「日本国憲法第9条をノーベル平和賞に」



 韓国でこんな動きがあるとは知らなかった。
 「日本国憲法第9条をノーベル平和賞に」、韓国の人たちが推薦の声をあげているのだ。
 月刊誌「世界3月号」(岩波書店)に、韓国のジャーナリスト、イ・ブヨン氏が「私たちはなぜ憲法9条をノーベル平和賞に推薦したのか」という手記を書いている。
 2014年12月18日、ソウルで学者、芸術家、政治家、法曹人、市民運動家など50人が記者会見し、憲法9条をノーベル平和賞に推薦する署名運動を行なうと宣言した。推薦文には、「平和憲法は人類の普遍的な願いをこめた教科書であり、日本が民主主義と平和、経済的繁栄を築く礎となった」と述べている。記者会見で、韓国の元首相である李洪九氏は、「植民地時代、南北分断、朝鮮戦争などを経験した韓国の市民が、人類の普遍的な願いが込められた憲法趣旨に賛同して推薦する」と語った。
 ここ数年、日韓の関係はよくない。領土問題で対立、歴史認識慰安婦問題で信頼関係もゆらいでいる。韓国には「反日」、日本には「嫌韓」の偏狭なナショナリズムがくすぶる。そういう時勢にこの動き、韓国で日本を讃えればたちまちバッシングにならないかと思うが、この運動には韓国与野党の政治家も加わっている。イ・ブヨン氏によれば、「安倍政権が改憲に踏み切る恐れがある、そうなれば日本は戦争をする国になる、アジアの平和が脅かされかねないという思いもある」という。
 記者会見の半年前の6月10日に、東京渋谷公会堂で、「九条の会」の講演会が行われた。そこに韓国の市民団体から「連帯のメッセージ」が送られ、参加者はそれを熱烈に歓迎した。一方韓国でも、同じ日に市民団体による「民主抗争27周年記念式典」が開かれ、同じ「連帯のメッセージ」が拍手で採択された。
 そこから日韓の平和連帯、平和協力の議論が始まった。しかし安倍政権は閣議集団的自衛権の行使容認を決定する。

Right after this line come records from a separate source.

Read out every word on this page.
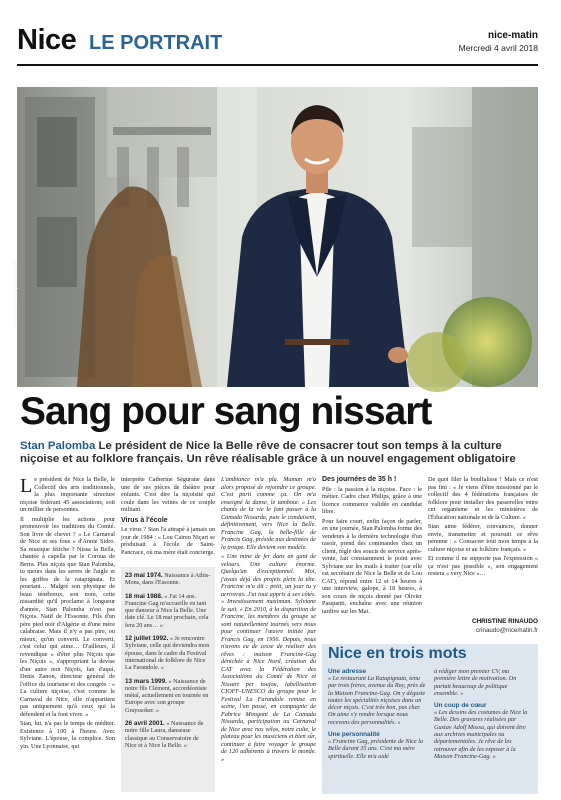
Nice LE PORTRAIT	nice-matin
Mercredi 4 avril 2018
Photo Jean-François Ottonello
Sang pour sang nissart
Stan Palomba Le président de Nice la Belle rêve de consacrer tout son temps à la culture niçoise et au folklore français. Un rêve réalisable grâce à un nouvel engagement obligatoire

Le président de Nice la Belle, le Collectif des arts traditionnels, la plus importante structure niçoise fédérant 45 associations, soit un millier de personnes.

Il multiplie les actions pour promouvoir les traditions du Comté. Son livre de chevet ? « Le Carnaval de Nice et ses fous » d'Annie Sidro. Sa musique fétiche ? Nissa la Bella, chantée à capella par le Coroua de Berra. Plus niçois que Stan Palomba, tu meurs dans les serres de l'aigle et les griffes de la ratapignata. Et pourtant… Malgré son physique de beau ténébreux, son nom, cette nissardité qu'il proclame à longueur d'année, Stan Palomba n'est pas Niçois. Natif de l'Essonne. Fils d'un père pied noir d'Algérie et d'une mère calabraise. Mais il n'y a pas pire, ou mieux, qu'un converti. Le converti, c'est celui qui aime… D'ailleurs, il revendique « d'être plus Niçois que les Niçois », s'appropriant la devise d'un autre non Niçois, fan d'aquí, Denis Zanon, directeur général de l'office du tourisme et des congrès : « La culture niçoise, c'est comme le Carnaval de Nice, elle n'appartient pas uniquement qu'à ceux qui la défendent et la font vivre. »

Stan, lui, n'a pas le temps de méditer. Existence à 100 à l'heure. Avec Sylviane. L'épouse, la complice. Son yin. Une Lyonnaise, qui

interprète Catherine Ségurane dans une de ses pièces de théâtre pour enfants. C'est dire la niçoisité qui coule dans les veines de ce couple militant.

Virus à l'école

Le virus ? Stan l'a attrapé à jamais un jour de 1984 : « Lou Caireu Niçart se produisait à l'école de Saint-Pancrace, où ma mère était concierge.

23 mai 1974. Naissance à Athis-Mons, dans l'Essonne.
18 mai 1988. « J'ai 14 ans. Francine Gag m'accueille en tant que danseur à Nice la Belle. Une date clé. Le 18 mai prochain, cela fera 20 ans… »
12 juillet 1992. « Je rencontre Sylviane, celle qui deviendra mon épouse, dans le cadre du Festival international de folklore de Nice La Farandole. »
13 mars 1999. « Naissance de notre fils Clément, accordéoniste métal, actuellement en tournée en Europe avec son groupe Grayssoker. »
26 avril 2001. « Naissance de notre fille Laura, danseuse classique au Conservatoire de Nice et à Nice la Belle. »

L'ambiance m'a plu. Maman m'a alors proposé de rejoindre ce groupe. C'est parti comme ça. On m'a enseigné la danse, le tambour. » Les chants de la vie le font passer à la Camada Nissarda, puis le conduisent, définitivement, vers Nice la Belle. Francine Gag, la belle-fille de Francis Gag, préside aux destinées de la troupe. Elle devient son modèle.

« Une mine de fer dans un gant de velours. Une culture énorme. Quelqu'un d'exceptionnel. Moi, j'avais déjà des projets plein la tête. Francine m'a dit : petit, un jour tu y arriveras. J'ai tout appris à ses côtés. » Investissement maximum. Sylviane le suit. « En 2010, à la disparition de Francine, les membres du groupe se sont naturellement tournés vers nous pour continuer l'œuvre initiée par Francis Gag, en 1956. Depuis, nous n'avons eu de cesse de réaliser des rêves : maison Francine-Gag dénichée à Nice Nord, création du CAT avec la Fédération des Associations du Comté de Nice et Nissart per toujou, labellisation CIOFF-UNESCO du groupe pour le Festival La Farandole remise en scène, l'an passé, en compagnie de Fabrice Mongoni de La Camada Nissarda, participation au Carnaval de Nice avec nos vélos, notre culte, le plateau pour les musiciens et bien sûr, continuer à faire voyager le groupe de 120 adhérents à travers le monde. »

Des journées de 35 h !

Pile : la passion à la niçoise. Face : le métier. Cadre chez Philips, grâce à une licence commerce validée en candidat libre.

Pour faire court, enfin façon de parler, en une journée, Stan Palomba forme des vendeurs à la dernière technologie d'un rasoir, prend des commandes chez un client, règle des soucis de service après-vente, fait constamment le point avec Sylviane sur les mails à traiter (car elle est secrétaire de Nice la Belle et de Lou CAT), répond entre 12 et 14 heures à une interview, galope, à 18 heures, à son cours de niçois donné par Olivier Pasquetti, enchaîne avec une réunion tardive sur les Mai.

De quoi filer la boulfalisse ! Mais ce n'est pas fini : « Je viens d'être missionné par le collectif des 4 fédérations françaises de folklore pour installer des passerelles entre cet organisme et les ministères de l'Éducation nationale et de la Culture. »

Stan aime fédérer, convaincre, donner envie, transmettre et poursuit ce rêve pérenne : « Consacrer tout mon temps à la culture niçoise et au folklore français. »

Et comme il ne supporte pas l'expression « ça n'est pas possible », son engagement restera « very Nice »…

CHRISTINE RINAUDO
crinaudo@nicematin.fr
Nice en trois mots

Une adresse

« Le restaurant La Ratapignata, tenu par trois frères, avenue du Ray, près de la Maison Francine-Gag. On y déguste toutes les spécialités niçoises dans un décor niçois. C'est très bon, pas cher. On aime s'y rendre lorsque nous recevons des personnalités. »

Une personnalité

« Francine Gag, présidente de Nice la Belle durant 35 ans. C'est ma mère spirituelle. Elle m'a aidé

à rédiger mon premier CV, ma première lettre de motivation. On partait beaucoup de politique ensemble. »

Un coup de cœur

« Les dessins des costumes de Nice la Belle. Des gravures réalisées par Gustav Adolf Mossa, qui doivent être aux archives municipales ou départementales. Je rêve de les retrouver afin de les exposer à la Maison Francine-Gag. »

局面は一変、韓国国会はただちに糾弾決議を圧倒的多数で通した。
 その後、日本では12月の衆議院選挙で自民党圧勝。
 歴史を振り返る。
 かつて韓国の軍事独裁政権が国民の民主化運動を激しく弾圧していた時代、韓国市民の闘いを支援する献身的な運動が日本で盛んに行われた。1970年代、80年代、ぼくは部落解放教育とともに日本の公立学校における在日韓国・朝鮮人生徒への教育実践創造に取り組んでいた。そうしてまた弾圧される韓国の市民や学生に心を痛めていた。

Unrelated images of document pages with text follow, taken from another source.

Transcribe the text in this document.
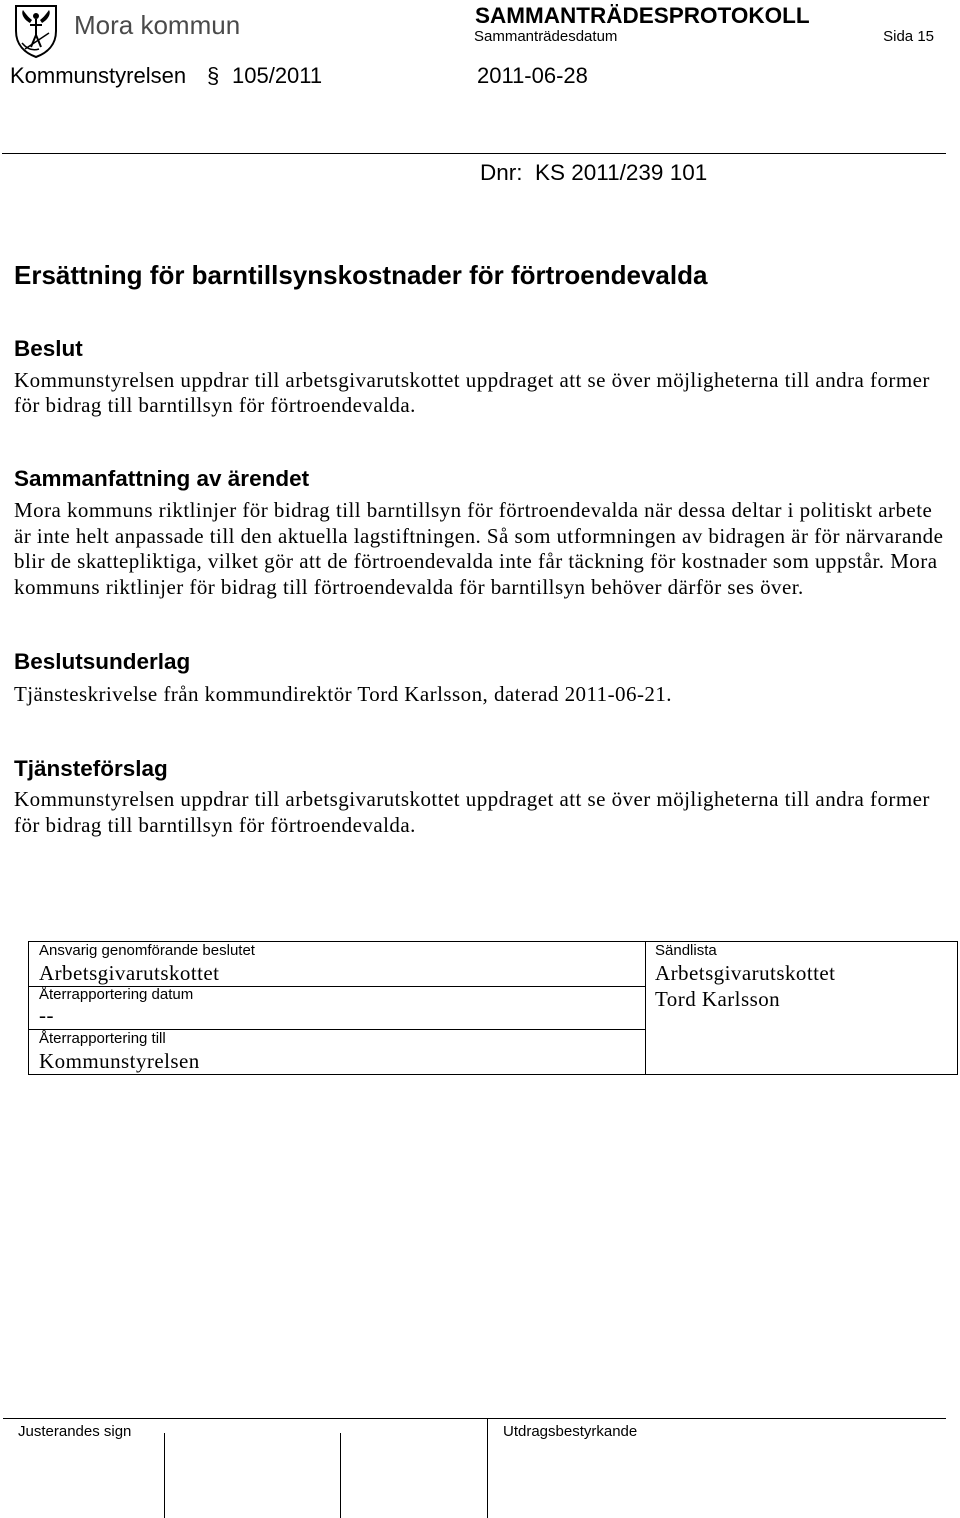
Mora kommun	SAMMANTRÄDESPROTOKOLL
Sammanträdesdatum	Sida 15
Kommunstyrelsen § 105/2011	2011-06-28
Dnr: KS 2011/239 101
Ersättning för barntillsynskostnader för förtroendevalda
Beslut
Kommunstyrelsen uppdrar till arbetsgivarutskottet uppdraget att se över möjligheterna till andra former
för bidrag till barntillsyn för förtroendevalda.
Sammanfattning av ärendet
Mora kommuns riktlinjer för bidrag till barntillsyn för förtroendevalda när dessa deltar i politiskt arbete
är inte helt anpassade till den aktuella lagstiftningen. Så som utformningen av bidragen är för närvarande
blir de skattepliktiga, vilket gör att de förtroendevalda inte får täckning för kostnader som uppstår. Mora
kommuns riktlinjer för bidrag till förtroendevalda för barntillsyn behöver därför ses över.
Beslutsunderlag
Tjänsteskrivelse från kommundirektör Tord Karlsson, daterad 2011-06-21.
Tjänsteförslag
Kommunstyrelsen uppdrar till arbetsgivarutskottet uppdraget att se över möjligheterna till andra former
för bidrag till barntillsyn för förtroendevalda.
Ansvarig genomförande beslutet
Arbetsgivarutskottet
Återrapportering datum
--
Återrapportering till
Kommunstyrelsen
Sändlista
Arbetsgivarutskottet
Tord Karlsson
Justerandes sign	Utdragsbestyrkande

 南北分断の中に閉ざされ、過酷な軍事独裁政権下で民主化運動や平和統一運動を展開してきた韓国の情況は日本と無関係ではない。それは、日本統治下の激しい独立運動の性質を引き継いでいる。韓国の民主化闘争によって、日本の学者や若者は韓国近現代史への関心を大きくもしたのだ。
 イ・ブヨン氏は、日本の政治家、市民運動家たちと精力的に会って、憲法9条を守るために活動を始めている。
 1月15日、韓国の市民運動ノーベル平和賞委員会に推薦書を送付した。
 「今の時代、強大国だけが、もしくは政府機構だけが国際関係を切り開いていく主人公ではない。日韓の両国間の平和連帯が、東アジアの平和運動の中心になる可能性があり、それが世界史の流れだと確信する時が来た。」
 イ・ブヨン氏は、日本の反原発運動の代表とも会談している。政治とナショナリズムでは対立していても、日本の市民運動と韓国の市民運動は連帯していく。その運動が両国を変え、アジアの国々に東アジア共同体を芽吹かせるだろう。市民の壮大な運動を起こすことができれば、未来展望に希望が生まれるだろう。
 この連帯の運動、もっと知りたい、日本でもっと育てたい。